O ex-prefeito de Humaitá, Herivâneo Seixas, que já foi preso pela Polícia Federal (PF), pode ser investigado por corrupção eleitoral e compra de votos no pleito municipal de 2024. O Ministério Público do Amazonas (MPAM) recebeu uma denúncia, publicada no Diário Oficial do órgão na edição de 4 de maio.
De acordo com o relato, Herivâneo teria entregue R$ 200 mil em espécie a uma pessoa identificada como Evandro Azevedo, responsável por formalizar a denúncia, para que o valor fosse transportado de Manaus até Humaitá. Evandro teria solicitado que o ex-prefeito realizasse o depósito em uma conta pessoal, o que gerou problemas fiscais junto à Receita Federal, devido à incidência de Imposto de Renda (IR).

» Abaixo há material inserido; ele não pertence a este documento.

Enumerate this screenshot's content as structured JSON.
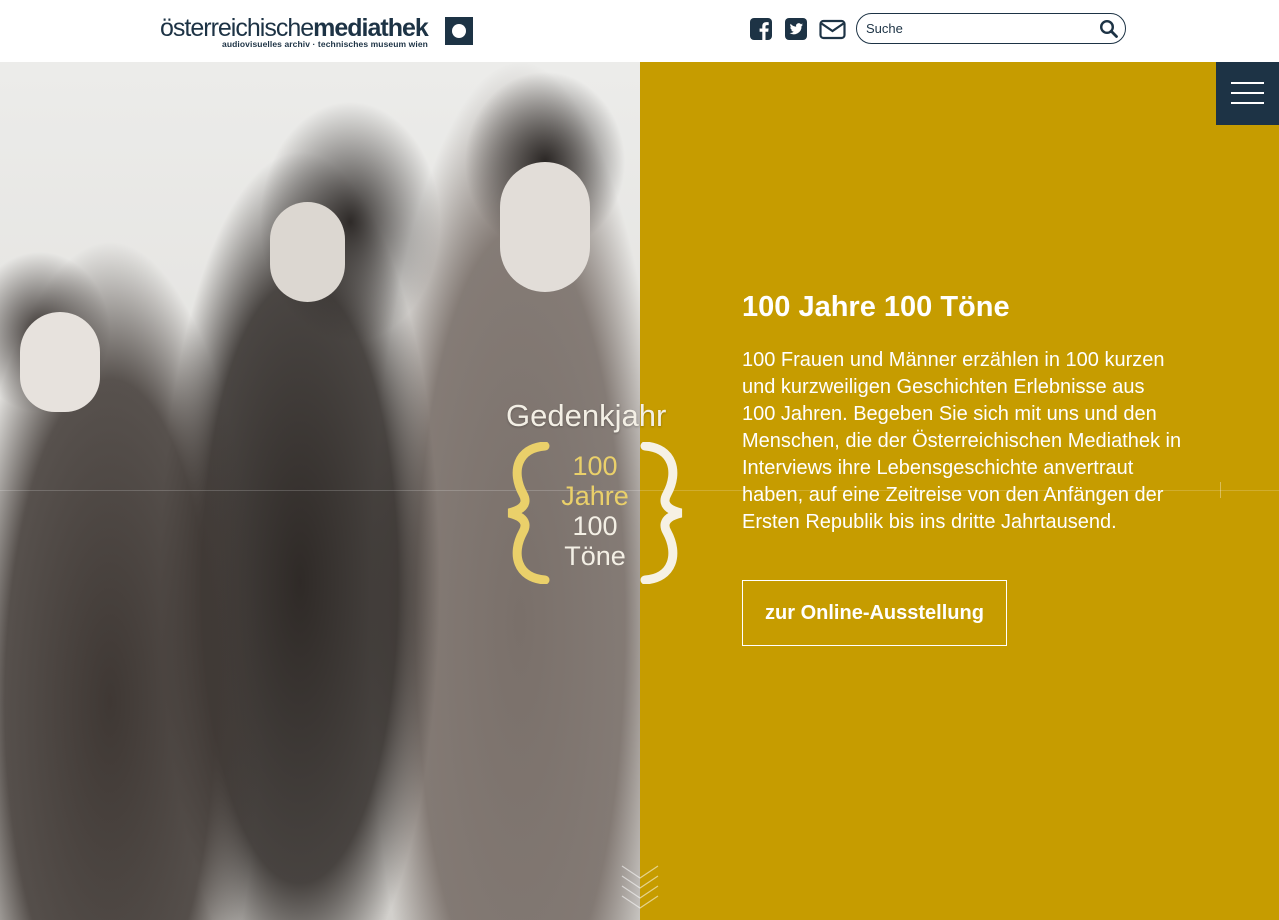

Ainda segundo a denúncia, Evandro afirmou que o recurso teria como objetivo a compra de votos para o então candidato nas eleições de 2024.
Para o promotor Weslei Machado, os fatos narrados indicam, em tese, movimentação financeira destinada à “obtenção ilícita de votos”, conduta prevista no artigo 299 do Código Eleitoral, que trata da corrupção eleitoral. O dispositivo abrange ações como dar, oferecer, prometer, solicitar ou receber vantagem com finalidade eleitoral, incluindo compra de votos ou indução à abstenção.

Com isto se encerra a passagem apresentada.